For a more in-depth take on the audio quality, you can read our review of the standard Blu-ray HERE. (Audio Rating: 78/100)
Failing to make this UHD version the worthy upgrade die-hard fans and collectors have become accustomed to over the years, Lionsgate ports over the same Audio Commentary heard on the 2010 Blu-ray edition, which can be enjoyed on both the UHD and the accompanying Blu-ray. In it, writer and director Sam Raimi is joined by producer Robert Tapert and star Bruce Campbell, and the three spend most of the time joking and having fun. However, they manage to also talk extensively about the production's history and some technical aspect while also swapping some memories and various anecdotes.

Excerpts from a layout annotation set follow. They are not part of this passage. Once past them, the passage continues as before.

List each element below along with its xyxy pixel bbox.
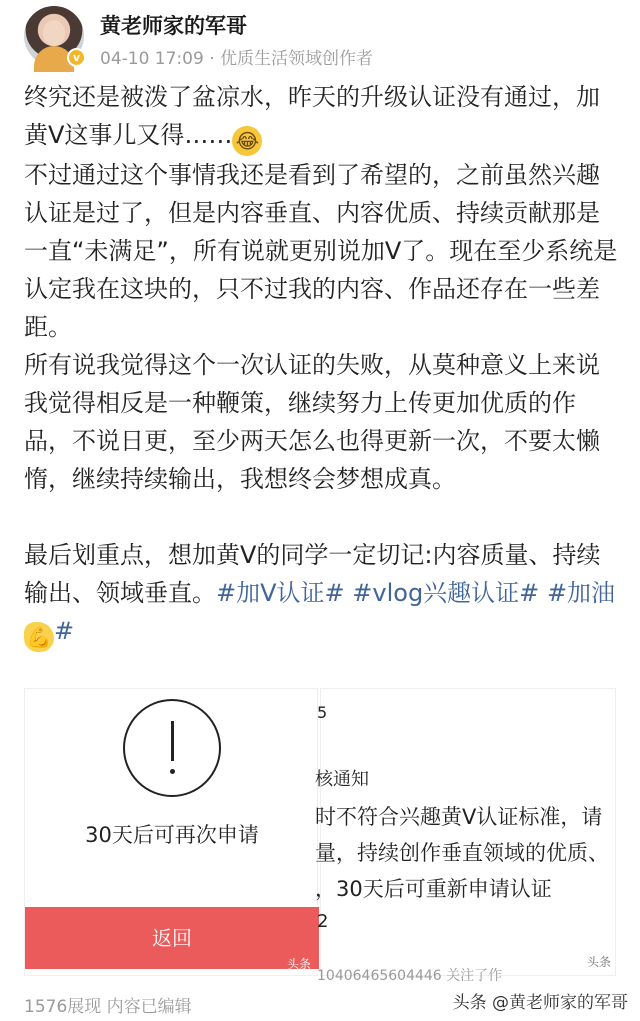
- hashtag-jiayou-text: 加油: [567, 579, 616, 607]
- hashtag-jiayou-suffix: #: [54, 617, 75, 645]
- image-watermark: 头条: [587, 955, 612, 969]
- avatar-face: [43, 20, 65, 46]
- notice-line-2: 量，持续创作垂直领域的优质、: [315, 841, 609, 865]
- paragraph-4: [24, 536, 620, 652]
- paragraph-1-text: 终究还是被泼了盆凉水，昨天的升级认证没有通过，加黄V这事儿又得……: [24, 83, 600, 149]
- hashtag-jiayou-prefix: #: [546, 579, 568, 607]
- reapply-message: 30天后可再次申请: [85, 823, 259, 847]
- image-watermark: 头条: [287, 957, 312, 971]
- notice-line-1: 时不符合兴趣黄V认证标准，请: [315, 805, 603, 829]
- back-button: 返回: [25, 907, 319, 969]
- verified-badge-icon: v: [67, 48, 86, 67]
- exclamation-bar: [171, 721, 174, 761]
- paragraph-2: 不过通过这个事情我还是看到了希望的，之前虽然兴趣认证是过了，但是内容垂直、内容优质、持续贡献那是一直“未满足”，所有说就更别说加V了。现在至少系统是认定我在这块的，只不过我的内容、作品还存在一些差距。: [24, 161, 618, 341]
- paragraph-4-text: 最后划重点，想加黄V的同学一定切记:内容质量、持续输出、领域垂直。: [24, 541, 601, 607]
- post-meta: 04-10 17:09 · 优质生活领域创作者: [100, 49, 374, 69]
- source-watermark: 头条 @黄老师家的军哥: [452, 993, 628, 1013]
- notice-fragment: 5: [317, 703, 328, 722]
- screenshot-image-right[interactable]: [315, 688, 616, 984]
- post-stats: 1576展现 内容已编辑: [24, 997, 192, 1017]
- notice-fragment-2: 2: [317, 911, 329, 932]
- paragraph-3: 所有说我觉得这个一次认证的失败，从莫种意义上来说我觉得相反是一种鞭策，继续努力上传更加优质的作品，不说日更，至少两天怎么也得更新一次，不要太懒惰，继续持续输出，我想终会梦想成真。: [24, 351, 600, 493]
- laughing-emoji-icon: 😂: [232, 126, 262, 156]
- paragraph-spacer: [24, 498, 620, 536]
- exclamation-circle-icon: [123, 699, 221, 797]
- flexed-biceps-emoji-icon: 💪: [24, 622, 54, 652]
- hashtag-vlog[interactable]: #vlog兴趣认证#: [352, 579, 540, 607]
- author-name[interactable]: 黄老师家的军哥: [100, 14, 247, 38]
- hashtag-add-v[interactable]: #加V认证#: [216, 579, 345, 607]
- notice-cutoff-line: 10406465604446 关注了作: [317, 968, 503, 984]
- notice-line-3: ，30天后可重新申请认证: [315, 877, 552, 901]
- exclamation-dot: [170, 769, 175, 774]
- paragraph-1: [24, 78, 620, 156]
- post-header: [24, 6, 624, 70]
- screenshot-image-left[interactable]: [24, 688, 318, 976]
- post-body: [24, 78, 620, 652]
- notice-title: 核通知: [315, 769, 369, 790]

The Evil Dead is Sam Raimi's feature film debut about a small group of college friends wanting to spend a quiet weekend in an isolated cabin. Instead, they inadvertently awaken a faction of malevolent demons which possess their bodies, one by one. The classic 80s horror feature is a great funhouse thrill ride, full of enthusiasm and manic excitement to entertain its audience. Nearly forty years later, the film still holds up, providing plenty of frightening scares along with the comedy. The cult horror classic delivers comedic scares on 4K Ultra HD Blu-ray with an excellent Dolby Vision HDR presentation that surpasses its HD SDR counterpart, making it, without a doubt, the very best the movie has ever looked. Porting over the same, highly-enjoyable Dolby TrueHD soundtrack as before and one lone supplement, the overall UHD package may not tempt loyal fans to immediately upgrade, but any enthusiast of horror cinema and true-to-the-soul die-hard fan also wouldn't want to miss out on this latest, recommended video version of a long-time favorite in the genre.